This morning, I’m for some reason suddenly kinda blown away that this whole enforced male chastity thing works at all. That you can lock a bunch of stainless steel (or polycarbonate or silicone or…whatever) onto what is a very tight, moist, presumably delicate part of a man’s body and just leave it there. For days, weeks, months, or (for some lucky/poor SOBs) years. And, you know, for the most part, nothing happens. Shit doesn’t fall off. There are (and I’m serious about this) no long-term adverse issues. It’s kind of crazy if you think about it. Such elastic things we are.
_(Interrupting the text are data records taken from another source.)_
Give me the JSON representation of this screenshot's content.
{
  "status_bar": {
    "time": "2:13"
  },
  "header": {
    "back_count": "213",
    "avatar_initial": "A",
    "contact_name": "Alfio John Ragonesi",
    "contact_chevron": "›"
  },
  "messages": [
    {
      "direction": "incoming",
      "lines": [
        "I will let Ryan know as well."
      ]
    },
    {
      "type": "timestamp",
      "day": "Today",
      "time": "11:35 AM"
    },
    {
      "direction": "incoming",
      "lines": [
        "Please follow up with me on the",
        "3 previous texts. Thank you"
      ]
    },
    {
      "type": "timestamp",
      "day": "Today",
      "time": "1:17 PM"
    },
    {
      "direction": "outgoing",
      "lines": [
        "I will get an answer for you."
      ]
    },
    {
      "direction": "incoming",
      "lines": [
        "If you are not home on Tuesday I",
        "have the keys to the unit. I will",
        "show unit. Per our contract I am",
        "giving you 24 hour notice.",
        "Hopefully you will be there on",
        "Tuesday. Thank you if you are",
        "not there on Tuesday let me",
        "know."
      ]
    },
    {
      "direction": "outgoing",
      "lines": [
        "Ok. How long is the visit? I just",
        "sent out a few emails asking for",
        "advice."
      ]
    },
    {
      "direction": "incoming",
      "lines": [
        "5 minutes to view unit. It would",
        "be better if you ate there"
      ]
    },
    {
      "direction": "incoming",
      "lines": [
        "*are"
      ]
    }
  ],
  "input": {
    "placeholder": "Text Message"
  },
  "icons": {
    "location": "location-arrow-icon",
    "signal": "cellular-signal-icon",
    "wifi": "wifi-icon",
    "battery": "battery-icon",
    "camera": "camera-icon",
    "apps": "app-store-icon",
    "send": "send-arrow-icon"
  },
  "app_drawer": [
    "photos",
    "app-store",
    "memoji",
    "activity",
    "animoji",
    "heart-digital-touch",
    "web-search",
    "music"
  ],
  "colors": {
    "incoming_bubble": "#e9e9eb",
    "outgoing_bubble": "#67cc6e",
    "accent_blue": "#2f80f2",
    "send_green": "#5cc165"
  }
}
I’m also amazed by the realization that I have no idea when my last orgasm was. I can’t remember it. I know it must have been in June, but since that was the recent nadir of my blogging activity, there’s no record of it. Like most guys in my position, the time, date, and circumstances of my orgasms have typically been of high importance to me. But now, suddenly, I’m adrift in a vast orgasmless sea with no idea where the shore is or was or which direction I’m heading. On the one hand, it’s kind of liberating. I’m not looking backward at one and I’m not (literally and figuratively) looking forward toward another. I just am (and they are not). Don’t get me wrong; I still want them. A lot. But wanting them is better then having them. At least for me (at this moment).
Belle locked me up around the 6th of July. I think I had been without orgasm for about two weeks at the time, so that would have me at almost two months now. In the old days, six or seven weeks would have equalled three or four dozen ejaculations, mostly into the bathroom sink or onto my hand or stomach. This is better. Way.